The Westpac-McDermott Miller survey indicates a slight rise in New Zealand consumer confidence, yet pessimism prevails

    by VT Markets
    /
    Jun 18, 2025

    New Zealand’s consumer sentiment increased in the June quarter, per the Westpac-McDermott Miller survey. The consumer confidence index rose to 91.2 from 89.2 in the March quarter.

    This small improvement partially recovers from the sharp decline in the first quarter. However, the index remains below the neutral level of 100, which divides optimism and pessimism.

    Ongoing Uncertainty

    The report noted ongoing uncertainty impacting households. It stated that recent months have been turbulent, causing New Zealand households to feel uneasy about the economic future.

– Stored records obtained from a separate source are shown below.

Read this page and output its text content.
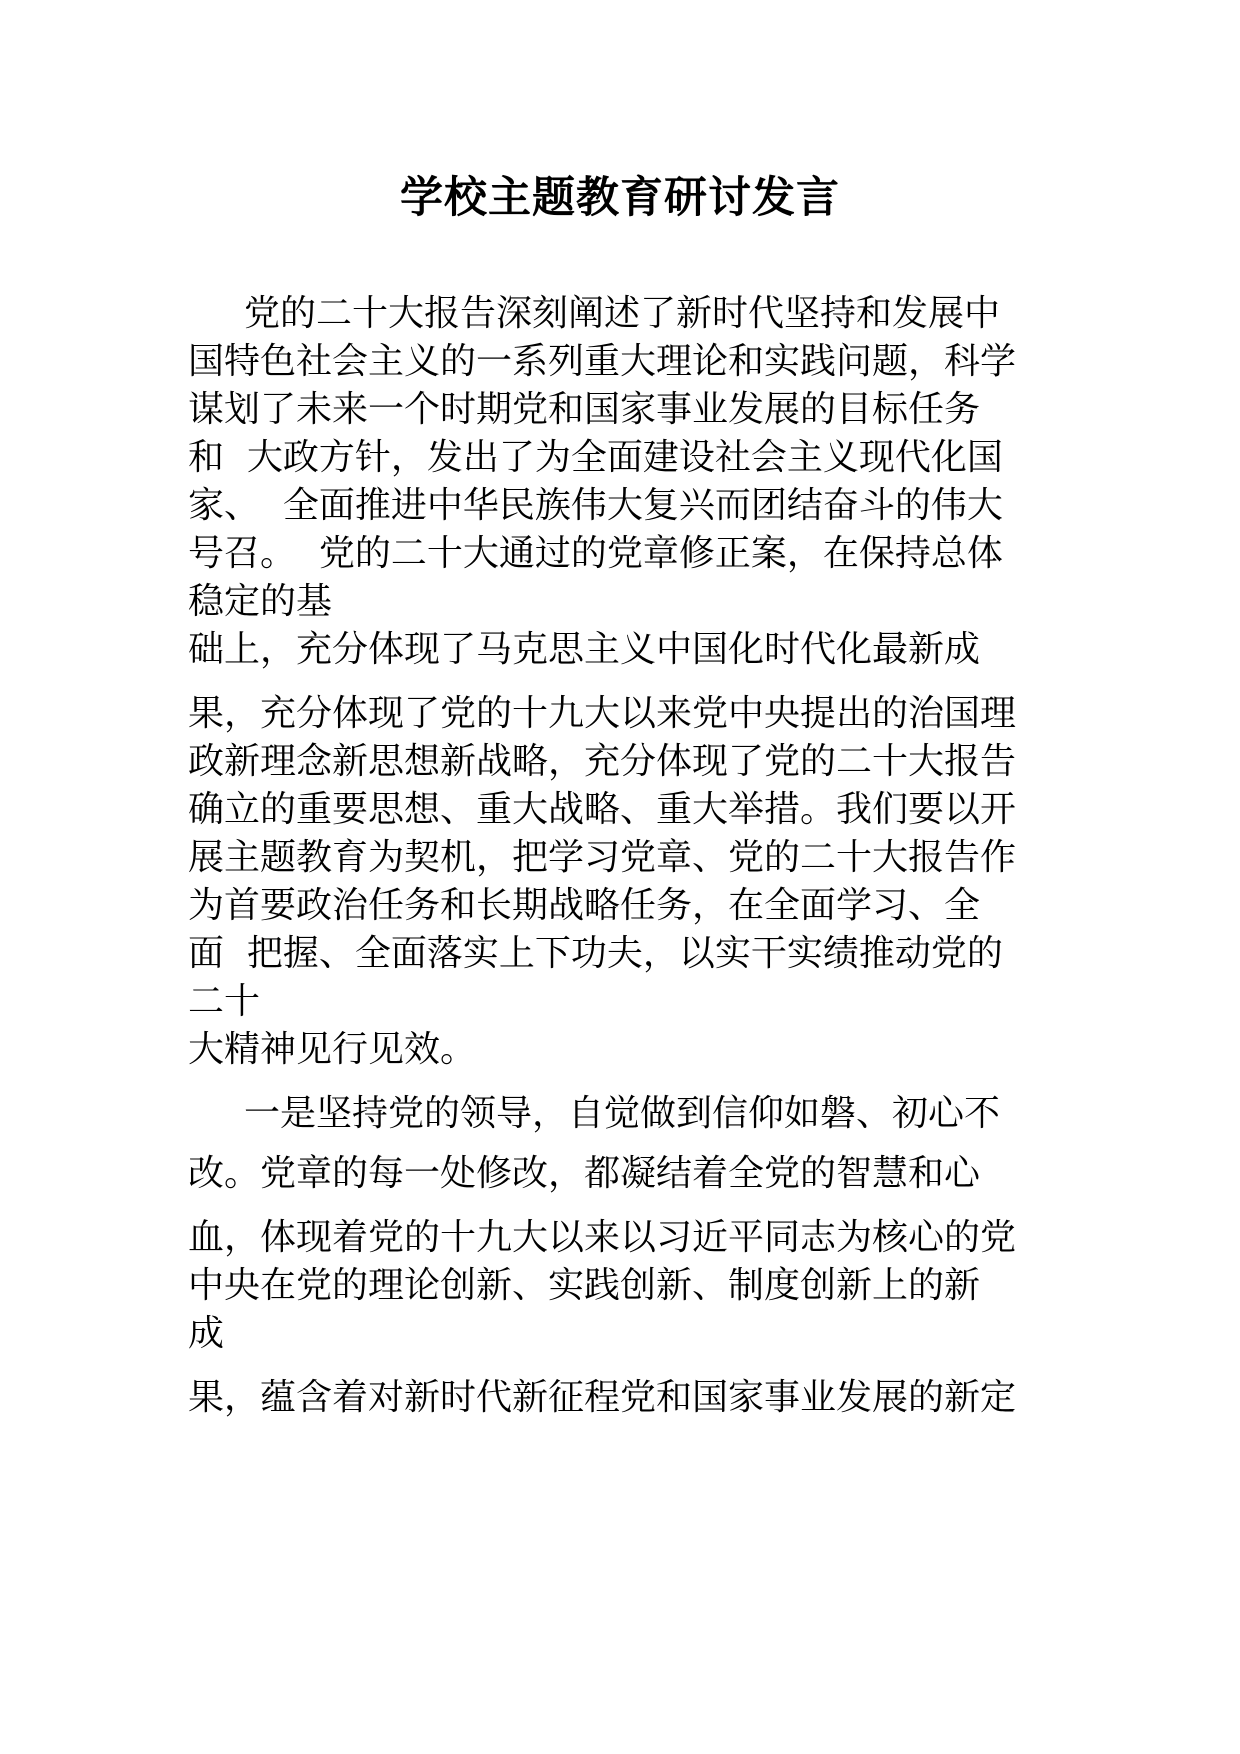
学校主题教育研讨发言
党的二十大报告深刻阐述了新时代坚持和发展中
国特色社会主义的一系列重大理论和实践问题，科学
谋划了未来一个时期党和国家事业发展的目标任务
和  大政方针，发出了为全面建设社会主义现代化国
家、  全面推进中华民族伟大复兴而团结奋斗的伟大
号召。  党的二十大通过的党章修正案，在保持总体
稳定的基
础上，充分体现了马克思主义中国化时代化最新成
果，充分体现了党的十九大以来党中央提出的治国理
政新理念新思想新战略，充分体现了党的二十大报告
确立的重要思想、重大战略、重大举措。我们要以开
展主题教育为契机，把学习党章、党的二十大报告作
为首要政治任务和长期战略任务，在全面学习、全
面  把握、全面落实上下功夫，以实干实绩推动党的
二十
大精神见行见效。
一是坚持党的领导，自觉做到信仰如磐、初心不
改。党章的每一处修改，都凝结着全党的智慧和心
血，体现着党的十九大以来以习近平同志为核心的党
中央在党的理论创新、实践创新、制度创新上的新
成
果，蕴含着对新时代新征程党和国家事业发展的新定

    That sentiment shift highlights a modest lift in the public mood, pulling back slightly from earlier lows. But confidence still sits firmly in negative territory. Any number below 100 reflects a greater proportion of respondents feeling downbeat about current and future economic conditions. The modest rise to 91.2 doesn’t suggest wholesale change – it may merely mark a pause in declining spirits.

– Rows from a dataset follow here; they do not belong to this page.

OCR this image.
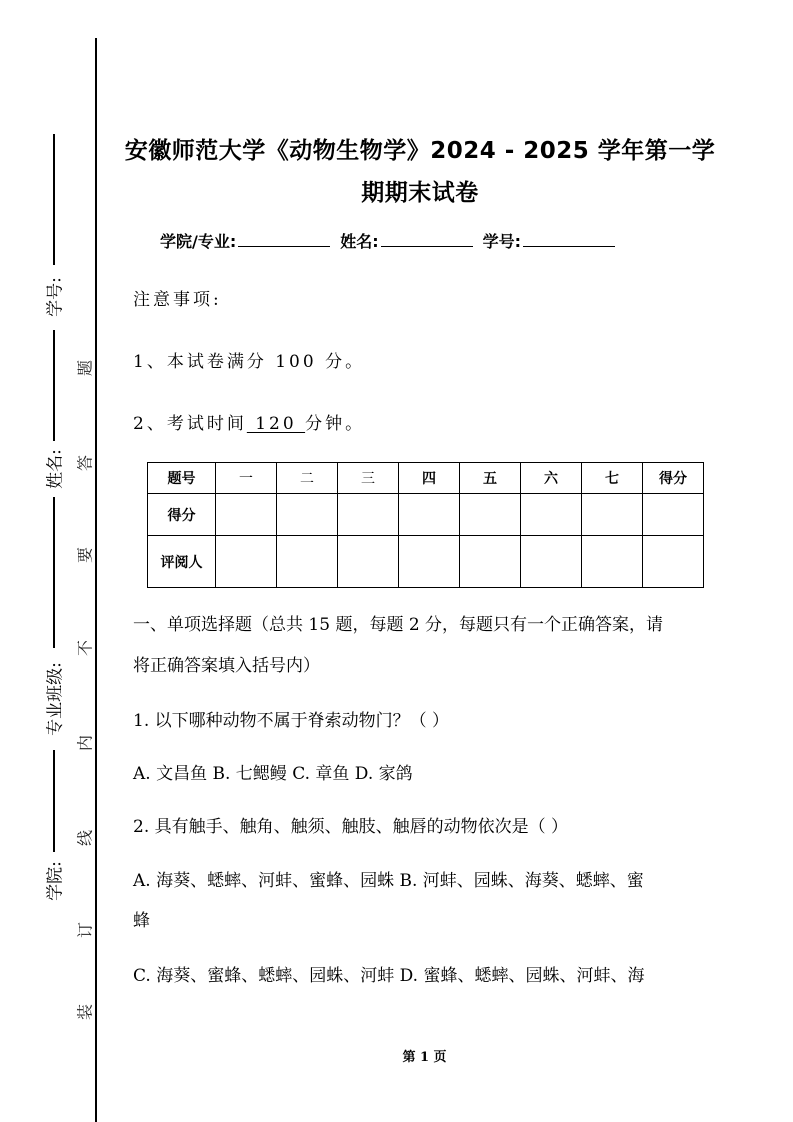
学号:
姓名:
专业班级:
学院:
题
答
要
不
内
线
订
装
安徽师范大学《动物生物学》2024 - 2025 学年第一学
期期末试卷
学院/专业:	姓名:	学号:
注意事项:
1、本试卷满分 100 分。
2、考试时间 120 分钟。
题号	一	二	三	四	五	六	七	得分
得分								
评阅人								
一、单项选择题（总共 15 题，每题 2 分，每题只有一个正确答案，请
将正确答案填入括号内）
1. 以下哪种动物不属于脊索动物门？（ ）
A. 文昌鱼 B. 七鳃鳗 C. 章鱼 D. 家鸽
2. 具有触手、触角、触须、触肢、触唇的动物依次是（ ）
A. 海葵、蟋蟀、河蚌、蜜蜂、园蛛 B. 河蚌、园蛛、海葵、蟋蟀、蜜
蜂
C. 海葵、蜜蜂、蟋蟀、园蛛、河蚌 D. 蜜蜂、蟋蟀、园蛛、河蚌、海
第 1 页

    McDermott emphasised that while there’s a measurable uptick, it’s rooted more in household adaptation than improved economic fundamentals. What we’re seeing could reflect a form of fatigue—households may still be pessimistic, but they’ve begun to steady their expectations after a turbulent start to the year. Even then, underlying caution isn’t disappearing. Income pressures haven’t eased. Debt servicing – particularly on mortgages – remains elevated, and many key prices continue to rise.

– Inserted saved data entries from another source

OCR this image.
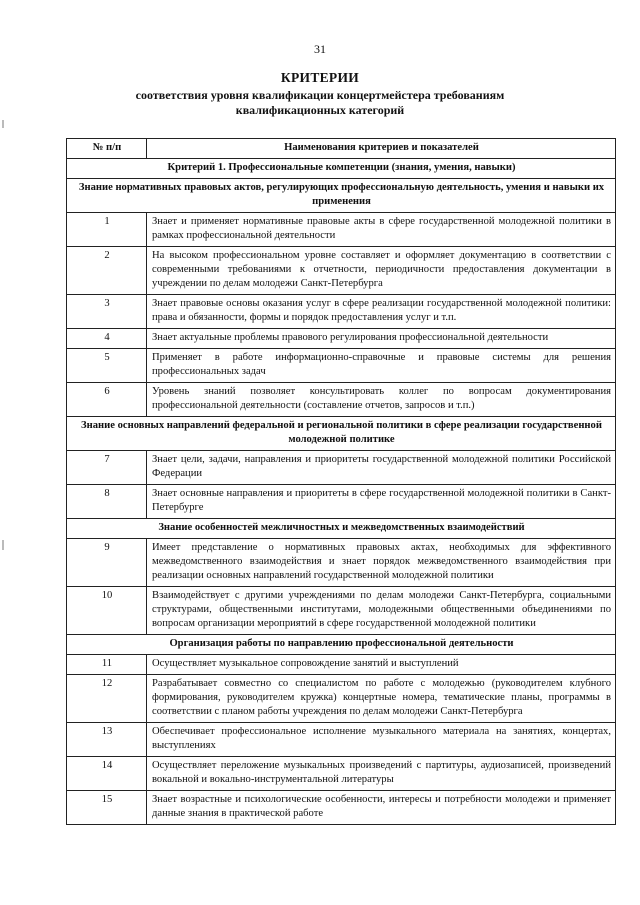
31
КРИТЕРИИ
соответствия уровня квалификации концертмейстера требованиям квалификационных категорий
№ п/п	Наименования критериев и показателей
Критерий 1. Профессиональные компетенции (знания, умения, навыки)	
Знание нормативных правовых актов, регулирующих профессиональную деятельность, умения и навыки их применения	
1	Знает и применяет нормативные правовые акты в сфере государственной молодежной политики в рамках профессиональной деятельности
2	На высоком профессиональном уровне составляет и оформляет документацию в соответствии с современными требованиями к отчетности, периодичности предоставления документации в учреждении по делам молодежи Санкт-Петербурга
3	Знает правовые основы оказания услуг в сфере реализации государственной молодежной политики: права и обязанности, формы и порядок предоставления услуг и т.п.
4	Знает актуальные проблемы правового регулирования профессиональной деятельности
5	Применяет в работе информационно-справочные и правовые системы для решения профессиональных задач
6	Уровень знаний позволяет консультировать коллег по вопросам документирования профессиональной деятельности (составление отчетов, запросов и т.п.)
Знание основных направлений федеральной и региональной политики в сфере реализации государственной молодежной политике	
7	Знает цели, задачи, направления и приоритеты государственной молодежной политики Российской Федерации
8	Знает основные направления и приоритеты в сфере государственной молодежной политики в Санкт-Петербурге
Знание особенностей межличностных и межведомственных взаимодействий	
9	Имеет представление о нормативных правовых актах, необходимых для эффективного межведомственного взаимодействия и знает порядок межведомственного взаимодействия при реализации основных направлений государственной молодежной политики
10	Взаимодействует с другими учреждениями по делам молодежи Санкт-Петербурга, социальными структурами, общественными институтами, молодежными общественными объединениями по вопросам организации мероприятий в сфере государственной молодежной политики
Организация работы по направлению профессиональной деятельности	
11	Осуществляет музыкальное сопровождение занятий и выступлений
12	Разрабатывает совместно со специалистом по работе с молодежью (руководителем клубного формирования, руководителем кружка) концертные номера, тематические планы, программы в соответствии с планом работы учреждения по делам молодежи Санкт-Петербурга
13	Обеспечивает профессиональное исполнение музыкального материала на занятиях, концертах, выступлениях
14	Осуществляет переложение музыкальных произведений с партитуры, аудиозаписей, произведений вокальной и вокально-инструментальной литературы
15	Знает возрастные и психологические особенности, интересы и потребности молодежи и применяет данные знания в практической работе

    Westpac pointed to hesitancy about both spending now and expectations for economic growth over the next twelve months. That’s relevant when we consider what consumers expect to do with their discretionary income. When people pull back on large purchases, it often foreshadows weaker short-term demand, something that can add weight on policy decisions, even more so if corroborated by retail sales data.

    Modest Recovery

    The modest recovery in sentiment is still within the bounds of a weak economic backdrop. We’re not seeing full-fledged pessimism recede. Job security remains a concern, particularly among younger cohorts and renters, while rural respondents appear to have grown more cautious again – a reversal from last year’s steadier results in that group.

    For traders in rate-sensitive markets, this partial rebound doesn’t alter broader expectations that sentiment is subdued. It remains important to weigh soft data like surveys against harder indicators such as inflation prints. What this survey might do, however, is slow the momentum for any immediate shift in monetary policy expectations, especially if upcoming labour and CPI figures are benign.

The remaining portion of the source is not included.